JAKARTA (Suara Karya): Sekolah Tinggi Pariwisata (STP) Trisakti menjalin kerja sama dengan Guillin Tourism University, Tiongkok untuk pengembangan program pascasarjananya. Lewat kerja sama itu, STP Trisakti siap meramaikan pasar pendidikan tinggi di Tiongkok.
“Kerja sama dengan Guillin sebenarnya telah dirintis tahun lalu. Sekarang ini fokus pada program pascasarjana,” kata Ketua STP Trisakti, Fetty Asmaniati usai penandatanganan kerja sama dengan President of Guillin Tourism University, Cheng Daopin, di Jakarta, Jumat (23/11/2018).

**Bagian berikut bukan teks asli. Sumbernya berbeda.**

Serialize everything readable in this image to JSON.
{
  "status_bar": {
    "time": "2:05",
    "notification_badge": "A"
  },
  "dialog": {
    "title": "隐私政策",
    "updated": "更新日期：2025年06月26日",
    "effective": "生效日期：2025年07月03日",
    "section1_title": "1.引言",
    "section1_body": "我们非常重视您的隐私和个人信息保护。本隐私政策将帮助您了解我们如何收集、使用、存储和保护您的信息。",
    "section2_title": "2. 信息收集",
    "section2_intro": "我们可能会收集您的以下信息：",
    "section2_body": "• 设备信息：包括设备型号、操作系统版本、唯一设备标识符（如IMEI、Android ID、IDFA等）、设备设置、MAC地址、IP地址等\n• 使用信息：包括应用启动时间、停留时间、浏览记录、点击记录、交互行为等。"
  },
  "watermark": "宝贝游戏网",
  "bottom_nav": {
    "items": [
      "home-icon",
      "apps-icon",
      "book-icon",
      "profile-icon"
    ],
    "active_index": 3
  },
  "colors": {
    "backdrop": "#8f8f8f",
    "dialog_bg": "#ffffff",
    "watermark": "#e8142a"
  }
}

Hadir dalam kesempatan itu Ketua Yayasan Trisakti, Bimo Prakoso dan beberapa pejabat di lingkungan Guillin Tourism University,
Fetty menjelaskan, kerja sama dengan Guillin Tourism University selama ini dilakukan dalam bentuk pengembangan bahan ajar serta pertukaran dosen dan mahasiswa. Kerja sama ditekankan pada tiga bidang yaitu food and beverage, pariwisata dan culture heritage.
“Wisata kuliner saat ini sedang naik daun dalam pariwisata dunia. Karena itu, kerja sama difokuskan pada bidang food and beverage, karena masing-masing negara memiliki kekayaan kuliner dan khazanah budaya. Dua hal ini cukup menarik perhatian untuk dipelajari,” tuturnya.
Hal senada disampaikan Bimo Prakoso. Pihaknya menyambut ajakan Guillin Tourism University dalam pengembangan program studi dan riset, karena perguruan tinggi tersebut memiliki kualitas yang mumpuni.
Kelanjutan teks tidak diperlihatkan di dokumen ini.